To explore the synergistic phototherapies for cancer cells, A375 cells were incubated with GNR@SiO2-NH2 or GNR@SiO2-ICG for 24 h and subdivided into groups with or without NIR laser exposure, respectively. The viability of cells was determined by the CCK-8 assay and the untreated group was assumed to be 100%. As can be seen in Figure 5(b), cells treated with GNR@SiO2-NH2 or GNR@SiO2-ICG and irradiated by NIR laser resulted in a time-dependent inhibition of cell viability. After irradiation for 3 min at a power density of 1.86 W/cm2, effective photo-induced cell destruction (>98%) was observed in the cells treated with GNR@SiO2-ICG, compared with GNR@SiO2-NH2 group (91.3%) and untreated control group (12%). The higher cell killing efficiency with GNR@SiO2-ICG could be attributed mainly to the sufficient amount of heat generation, following passing the heat to the surrounding medium via phonon-phonon relaxation, which leads to irreversible cell destruction through protein coagulation and denaturation as well as cell membrane destruction [28]. In addition, bubble formation around gold nanoparticles is also involved in the case of laser irradiation, which imposes mechanical stress resulting in cell damage [29].
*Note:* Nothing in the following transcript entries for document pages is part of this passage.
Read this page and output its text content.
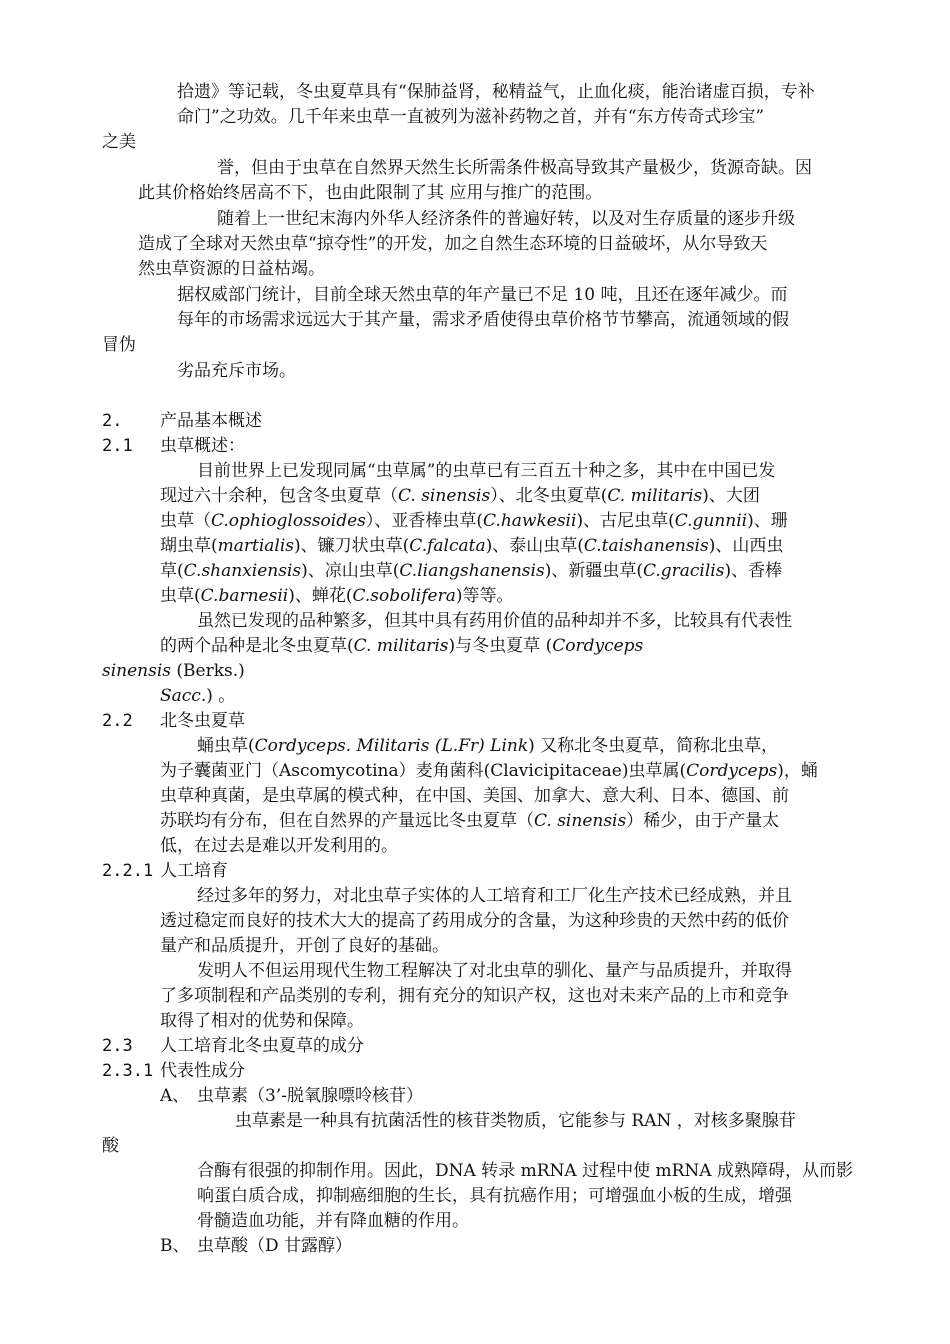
拾遗》等记载，冬虫夏草具有“保肺益肾，秘精益气，止血化痰，能治诸虚百损，专补
命门”之功效。几千年来虫草一直被列为滋补药物之首，并有“东方传奇式珍宝”
之美
誉，但由于虫草在自然界天然生长所需条件极高导致其产量极少，货源奇缺。因
此其价格始终居高不下，也由此限制了其 应用与推广的范围。
随着上一世纪末海内外华人经济条件的普遍好转，以及对生存质量的逐步升级
造成了全球对天然虫草“掠夺性”的开发，加之自然生态环境的日益破坏，从尔导致天
然虫草资源的日益枯竭。
据权威部门统计，目前全球天然虫草的年产量已不足 10 吨，且还在逐年减少。而
每年的市场需求远远大于其产量，需求矛盾使得虫草价格节节攀高，流通领域的假
冒伪
劣品充斥市场。
2. 产品基本概述
2.1 虫草概述：
目前世界上已发现同属“虫草属”的虫草已有三百五十种之多，其中在中国已发
现过六十余种，包含冬虫夏草（C. sinensis）、北冬虫夏草(C. militaris)、大团
虫草（C.ophioglossoides）、亚香棒虫草(C.hawkesii)、古尼虫草(C.gunnii)、珊
瑚虫草(martialis)、镰刀状虫草(C.falcata)、泰山虫草(C.taishanensis)、山西虫
草(C.shanxiensis)、凉山虫草(C.liangshanensis)、新疆虫草(C.gracilis)、香棒
虫草(C.barnesii)、蝉花(C.sobolifera)等等。
虽然已发现的品种繁多，但其中具有药用价值的品种却并不多，比较具有代表性
的两个品种是北冬虫夏草(C. militaris)与冬虫夏草 (Cordyceps
sinensis (Berks.)
Sacc.) 。
2.2 北冬虫夏草
蛹虫草(Cordyceps. Militaris (L.Fr) Link) 又称北冬虫夏草，简称北虫草，
为子囊菌亚门（Ascomycotina）麦角菌科(Clavicipitaceae)虫草属(Cordyceps)，蛹
虫草种真菌，是虫草属的模式种，在中国、美国、加拿大、意大利、日本、德国、前
苏联均有分布，但在自然界的产量远比冬虫夏草（C. sinensis）稀少，由于产量太
低，在过去是难以开发利用的。
2.2.1 人工培育
经过多年的努力，对北虫草子实体的人工培育和工厂化生产技术已经成熟，并且
透过稳定而良好的技术大大的提高了药用成分的含量，为这种珍贵的天然中药的低价
量产和品质提升，开创了良好的基础。
发明人不但运用现代生物工程解决了对北虫草的驯化、量产与品质提升，并取得
了多项制程和产品类别的专利，拥有充分的知识产权，这也对未来产品的上市和竞争
取得了相对的优势和保障。
2.3 人工培育北冬虫夏草的成分
2.3.1 代表性成分
A、 虫草素（3’-脱氧腺嘌呤核苷）
虫草素是一种具有抗菌活性的核苷类物质，它能参与 RAN ，对核多聚腺苷
酸
合酶有很强的抑制作用。因此，DNA 转录 mRNA 过程中使 mRNA 成熟障碍，从而影
响蛋白质合成，抑制癌细胞的生长，具有抗癌作用；可增强血小板的生成，增强
骨髓造血功能，并有降血糖的作用。
B、 虫草酸（D 甘露醇）
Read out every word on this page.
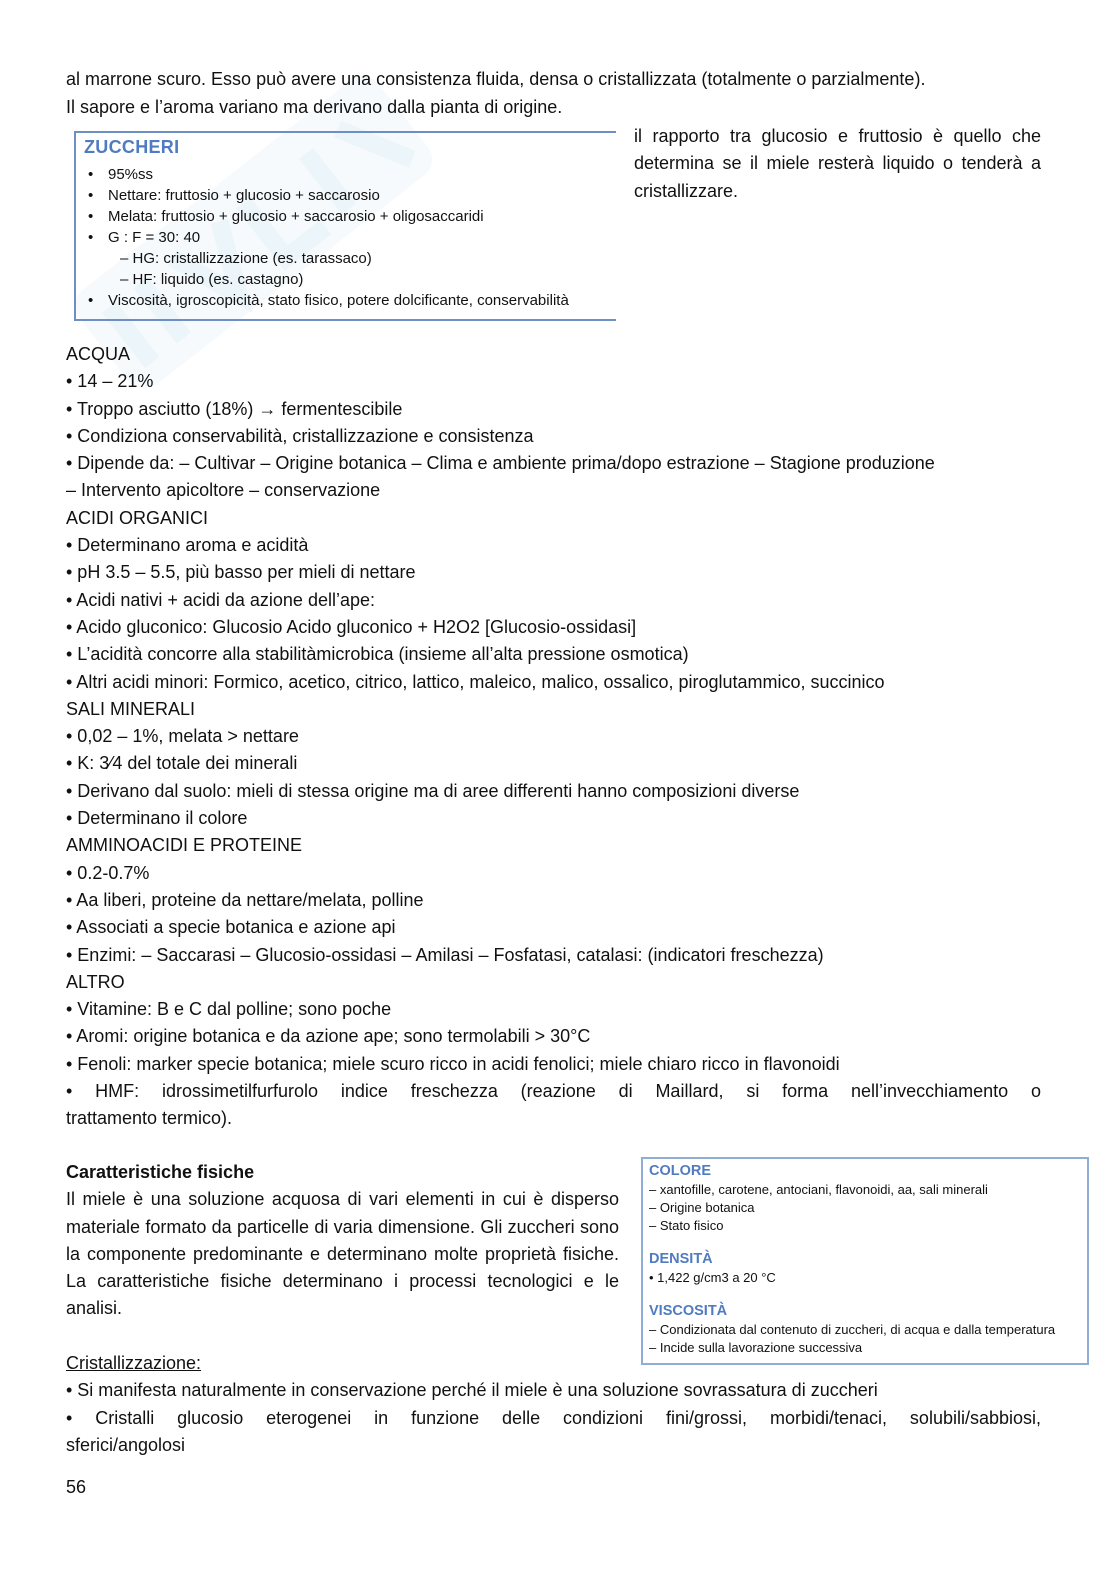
al marrone scuro. Esso può avere una consistenza fluida, densa o cristallizzata (totalmente o parzialmente).
Il sapore e l’aroma variano ma derivano dalla pianta di origine.
ZUCCHERI
• 95%ss
• Nettare: fruttosio + glucosio + saccarosio
• Melata: fruttosio + glucosio + saccarosio + oligosaccaridi
• G : F = 30: 40
– HG: cristallizzazione (es. tarassaco)
– HF: liquido (es. castagno)
• Viscosità, igroscopicità, stato fisico, potere dolcificante, conservabilità
il rapporto tra glucosio e fruttosio è quello che determina se il miele resterà liquido o tenderà a cristallizzare.
ACQUA
• 14 – 21%
• Troppo asciutto (18%) → fermentescibile
• Condiziona conservabilità, cristallizzazione e consistenza
• Dipende da: – Cultivar – Origine botanica – Clima e ambiente prima/dopo estrazione – Stagione produzione
– Intervento apicoltore – conservazione
ACIDI ORGANICI
• Determinano aroma e acidità
• pH 3.5 – 5.5, più basso per mieli di nettare
• Acidi nativi + acidi da azione dell’ape:
• Acido gluconico: Glucosio Acido gluconico + H2O2 [Glucosio-ossidasi]
• L’acidità concorre alla stabilitàmicrobica (insieme all’alta pressione osmotica)
• Altri acidi minori: Formico, acetico, citrico, lattico, maleico, malico, ossalico, piroglutammico, succinico
SALI MINERALI
• 0,02 – 1%, melata > nettare
• K: 3⁄4 del totale dei minerali
• Derivano dal suolo: mieli di stessa origine ma di aree differenti hanno composizioni diverse
• Determinano il colore
AMMINOACIDI E PROTEINE
• 0.2-0.7%
• Aa liberi, proteine da nettare/melata, polline
• Associati a specie botanica e azione api
• Enzimi: – Saccarasi – Glucosio-ossidasi – Amilasi – Fosfatasi, catalasi: (indicatori freschezza)
ALTRO
• Vitamine: B e C dal polline; sono poche
• Aromi: origine botanica e da azione ape; sono termolabili > 30°C
• Fenoli: marker specie botanica; miele scuro ricco in acidi fenolici; miele chiaro ricco in flavonoidi
• HMF: idrossimetilfurfurolo indice freschezza (reazione di Maillard, si forma nell’invecchiamento o
trattamento termico).
Caratteristiche fisiche
Il miele è una soluzione acquosa di vari elementi in cui è disperso materiale formato da particelle di varia dimensione. Gli zuccheri sono la componente predominante e determinano molte proprietà fisiche. La caratteristiche fisiche determinano i processi tecnologici e le analisi.
COLORE
– xantofille, carotene, antociani, flavonoidi, aa, sali minerali
– Origine botanica
– Stato fisico
DENSITÀ
• 1,422 g/cm3 a 20 °C
VISCOSITÀ
– Condizionata dal contenuto di zuccheri, di acqua e dalla temperatura
– Incide sulla lavorazione successiva
Cristallizzazione:
• Si manifesta naturalmente in conservazione perché il miele è una soluzione sovrassatura di zuccheri
• Cristalli glucosio eterogenei in funzione delle condizioni fini/grossi, morbidi/tenaci, solubili/sabbiosi,
sferici/angolosi
56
Calcein-AM/PI double staining was employed to further intuitively confirm the effective and specific photo ablation of A375 cells induced by GNR@SiO2-ICG. All cell images were acquired through confocal fluorescence microscope after being separately incubated with GNR@SiO2-NH2 or GNR@SiO2-ICG for 24 h and irradiated by NIR laser for 3 min, following staining by Calcein-AM and PI. Viable cells cleave Calcein-AM to calcein, thus producing green fluorescence, whereas dead or later apoptosis cells take up PI into the nucleus, resulting in intense red fluorescence [30]. It was found that cells treated with GNR@SiO2-ICG were effectively killed while GNR@SiO2-NH2 treated cells were relatively less destroyed after NIR laser irradiation. As the negative control, no significant cell damage was observed after the same NIR laser irradiation (Figure 5(c)). The results clearly demonstrate that NIR fluorescent dye ICG could remarkably improve the photothermal therapy effect of GNRs and play an important role in synergistic therapeutic effect by photodynamic effect, which is consistent with the cytotoxicity results of phototherapies therapy.

4. Conclusions

In summary, chromophore-enhanced phototherapies killing of tumor cells by laser has generated interest in recent years. In this work, we have successfully prepared a novel ICG-containing nanostructure GNR@SiO2-ICG that served as an efficient therapeutic agent for cancer cell photo-imaging and phototherapy. Characterization and the study in vitro show that the nanoprobes have the superiority of low cytotoxicity and high chemical stability and biocompatibility. LSPR band of GNRs was overlapped with the most exciton band of ICG-NHS, in which the absorption coefficient of coupled ICG-NHS could be increased. Simultaneously, ICG-NHS will be protected from strong light-induced photobleaching due to the strong optical absorbance cross sections of the GNRs. Our findings suggest that GNR@SiO2-ICG possess fantastic functionalities of simultaneous TPL imaging mediated by GNRs core and NIR fluorescence imaging induced by ICG dyes. The LSPR peak of GNRs can be tuned to NIR region where light penetration is sufficient depth and intensity for localized photothermal therapy. In addition, ICG molecules were stabilized and delivered by silica-coated gold nanocarrier, thus guaranteeing sufficient ICG and GNRs were internalized into A375 cells via endocytic pathway and passively accumulated at the tumor site via EPR effect. In vitro antitumor efficiency experiments demonstrate that GNR@SiO2-ICG show superior antitumor effect than GNRs alone. Therefore, GNR@SiO2-ICG hold significant promise in the development of a new generation of light absorber nanoprobes for phototherapies.

Conflict of Interests

The authors declare that there is no conflict of interests regarding the publication of this paper.

Acknowledgments

This work is supported by the National Natural Scientific Fund (81272987) and Zhejiang Provincial Natural Science Foundation of China (LY12H11011).